Globally, about 300 million people undergo major noncardiac surgery every year. In an international observational study of 40,000 adults who underwent noncardiac surgery, major bleeding was the most common life-threatening post-surgical complication, accounting for 17% of deaths within 30 days after surgery. Post-surgical bleeding can also result in serious complications, such as heart attack, stroke or kidney damage.

Surgery accounts for at least 40% of all blood transfusions, at a time when the global demand for blood for transfusions outpaces the supply.

“If we could safely prevent post-surgical bleeding and reduce the need for blood transfusions, it would be a huge contribution to global health,” Devereaux said.

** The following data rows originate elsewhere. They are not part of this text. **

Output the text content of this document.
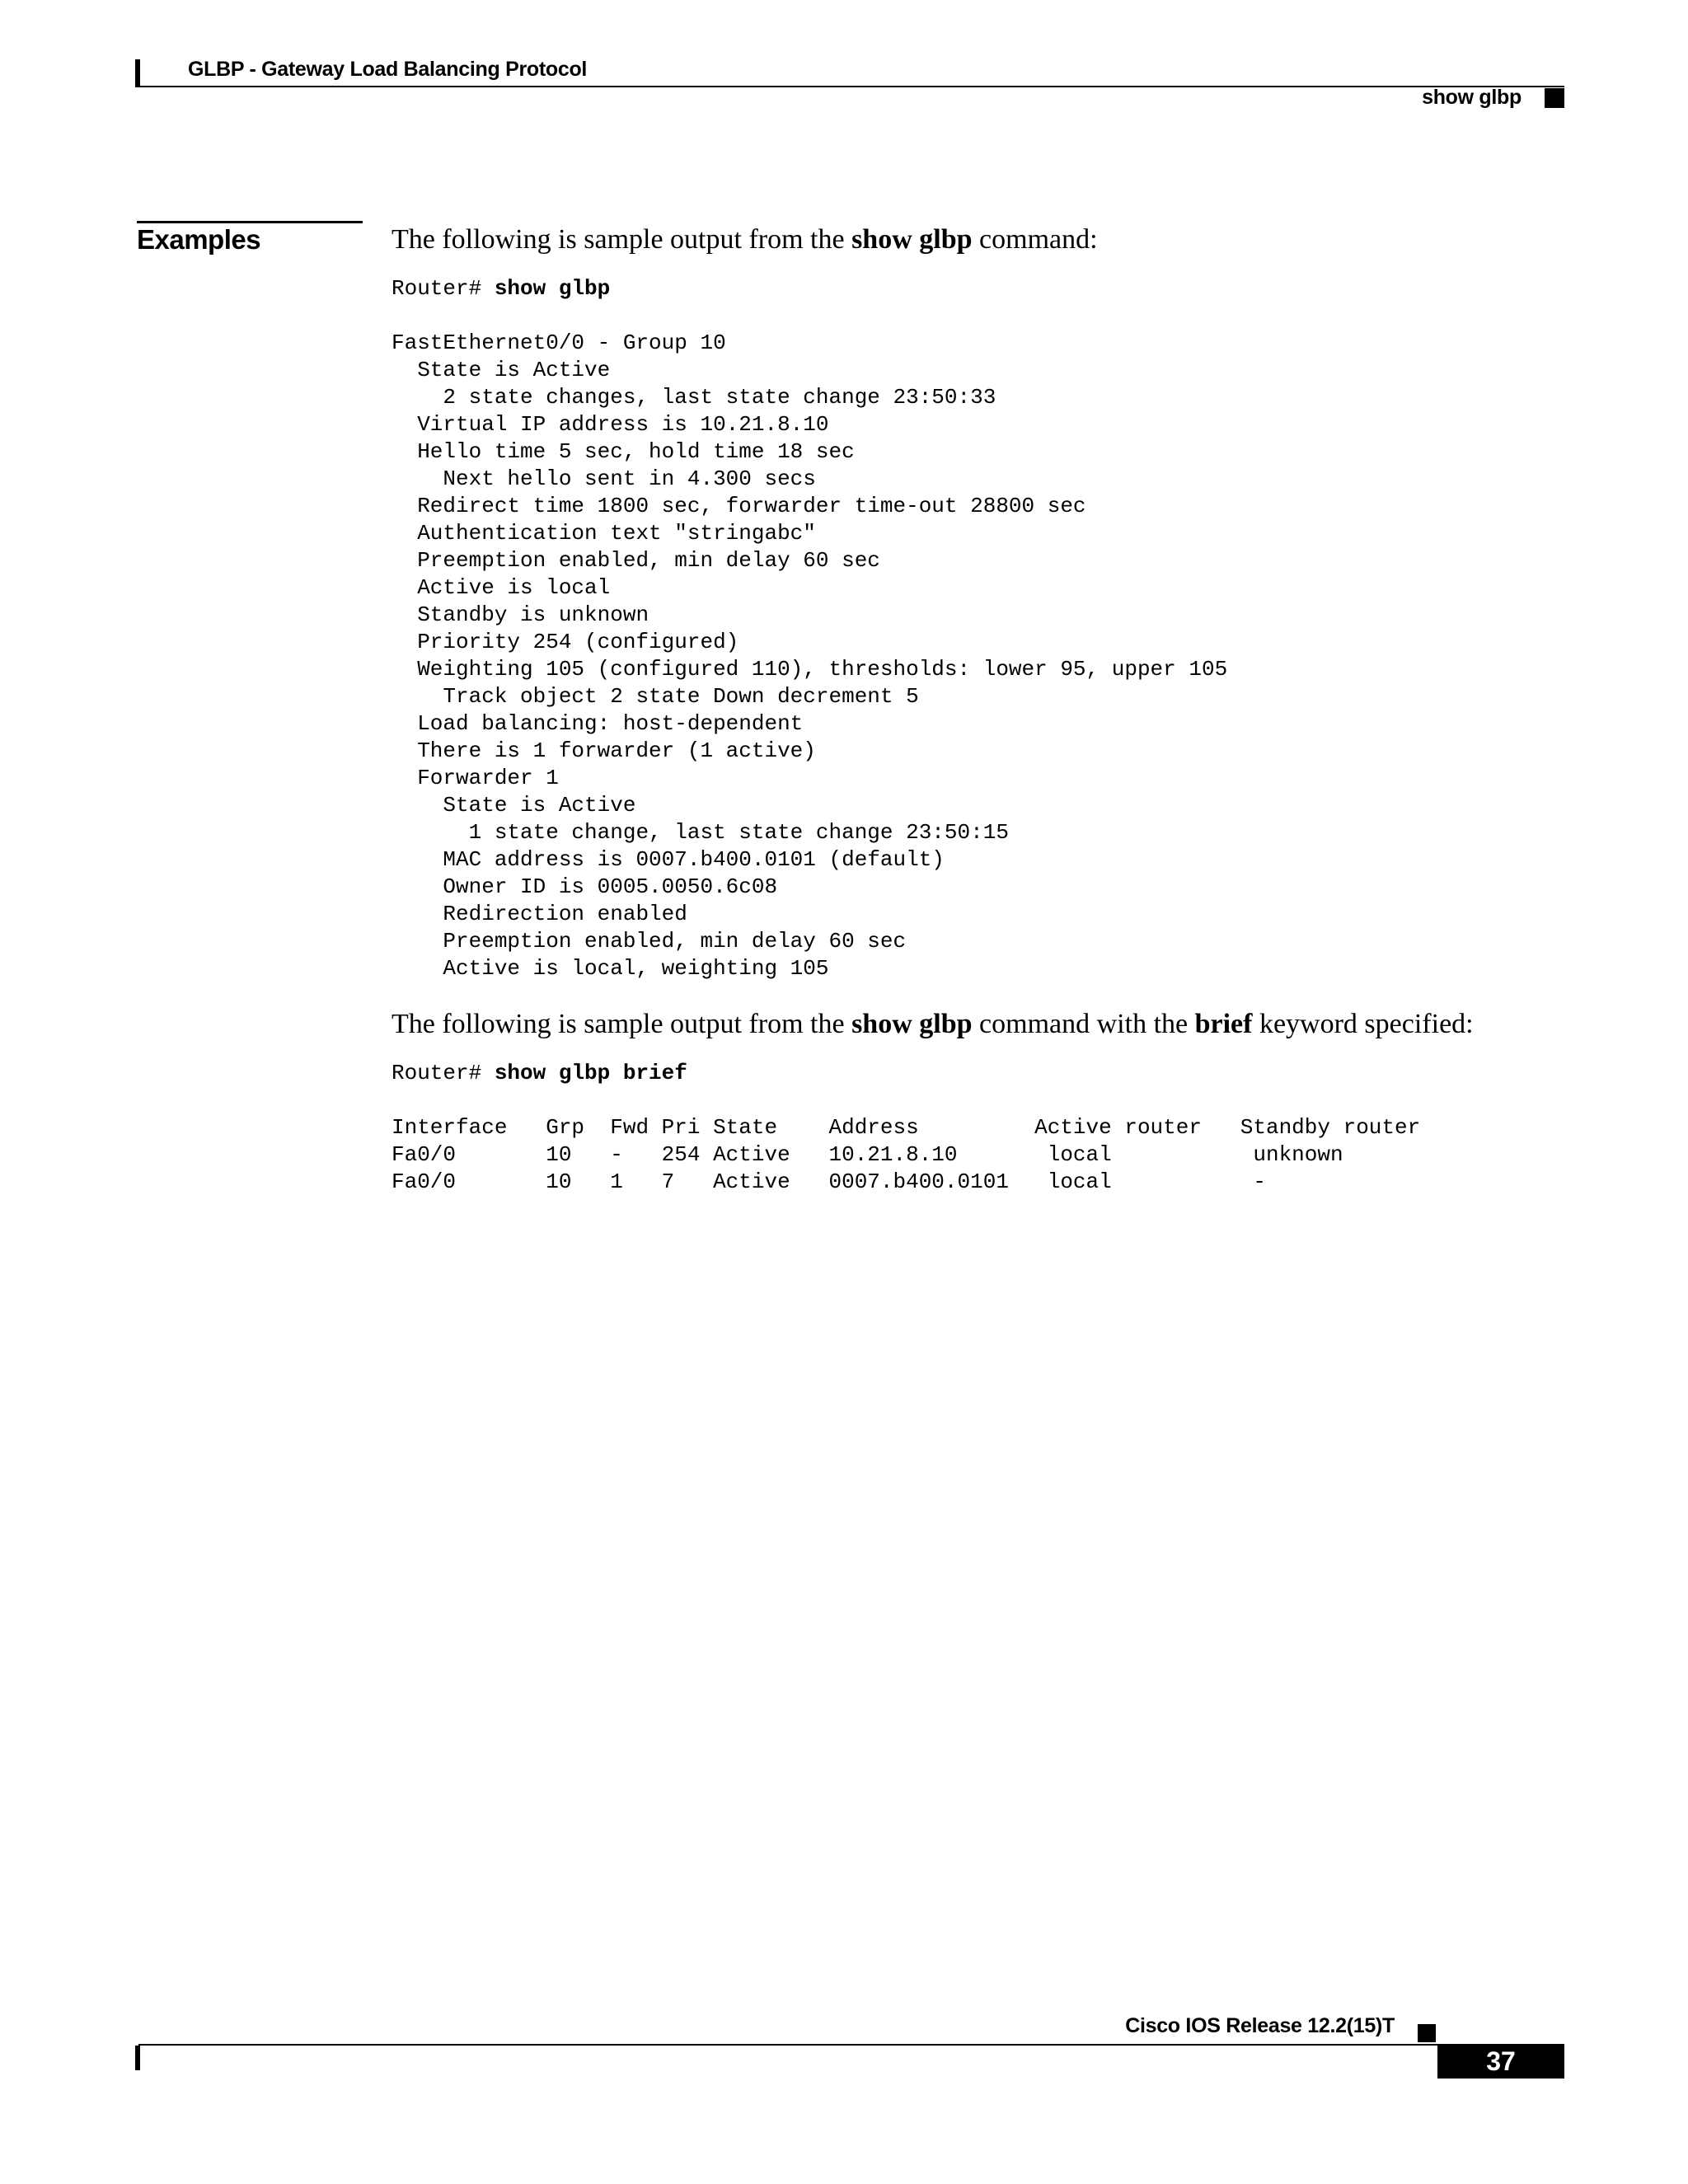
GLBP - Gateway Load Balancing Protocol
show glbp
Examples	The following is sample output from the show glbp command:

Router# show glbp
FastEthernet0/0 - Group 10
State is Active
2 state changes, last state change 23:50:33
Virtual IP address is 10.21.8.10
Hello time 5 sec, hold time 18 sec
Next hello sent in 4.300 secs
Redirect time 1800 sec, forwarder time-out 28800 sec
Authentication text "stringabc"
Preemption enabled, min delay 60 sec
Active is local
Standby is unknown
Priority 254 (configured)
Weighting 105 (configured 110), thresholds: lower 95, upper 105
Track object 2 state Down decrement 5
Load balancing: host-dependent
There is 1 forwarder (1 active)
Forwarder 1
State is Active
1 state change, last state change 23:50:15
MAC address is 0007.b400.0101 (default)
Owner ID is 0005.0050.6c08
Redirection enabled
Preemption enabled, min delay 60 sec
Active is local, weighting 105

The following is sample output from the show glbp command with the brief keyword specified:

Router# show glbp brief
Interface   Grp  Fwd Pri State    Address         Active router   Standby router
Fa0/0       10   -   254 Active   10.21.8.10       local           unknown
Fa0/0       10   1   7   Active   0007.b400.0101   local           -
Cisco IOS Release 12.2(15)T
37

TXA has been shown in previous large, randomized trials to prevent clinically significant bleeding after heart surgery and surgery for trauma or post-childbirth complications. Another large study, however, found that patients with gastrointestinal bleeding who received TXA had an elevated risk for blood clotting. For patients undergoing major noncardiac surgery (e.g., hip or knee replacement; general, vascular, urologic or spinal surgery), it has been unclear whether the benefit of TXA in reducing bleeding outweighed the risk of adverse events.

The Perioperative Ischemic Evaluation-3 (POISE-3) trial enrolled 9,535 patients aged 45 or older at 114 centers in 22 countries who were scheduled to undergo noncardiac surgery and had at least one risk factor that elevated their risk for post-surgical bleeding and vascular complications. Risk factors included: age over 70, undergoing major surgery, having fatty deposits in the arteries [atherosclerosis] and impaired kidney function. Patients’ average age was 70 and 56% were men. Patients were randomly assigned to receive one intravenous dose of either TXA or a placebo at the beginning of their surgery, followed by a second dose at the end. No one directly involved in the trial––patients, their doctors or the people collecting trial data and adjudicating outcomes––knew which patients had received TXA or a placebo.

After 30 days, 11.7% of patients in the placebo group had experienced life-threatening, major or critical organ bleeding compared with 9.1% of those in the TXA group, a highly statistically significant difference, Devereaux said. Rates of adverse cardiovascular events, however, were similar in both groups (14.2% for patients who received TXA, 13.9% for those who received a placebo). The benefit of TXA treatment was consistent, regardless of the type of noncardiac surgery patients received and whether patients’ hemoglobin (a component of red blood cells that carries oxygen to the body’s organs) was normal or low before surgery.

“We have a clear, robust result showing that we can safely reduce postsurgical bleeding by giving just two doses of a readily available drug immediately before and after noncardiac surgery,” Devereaux said. “Moreover, it’s a drug that we have a lot of experience with and in different settings, and it’s inexpensive.”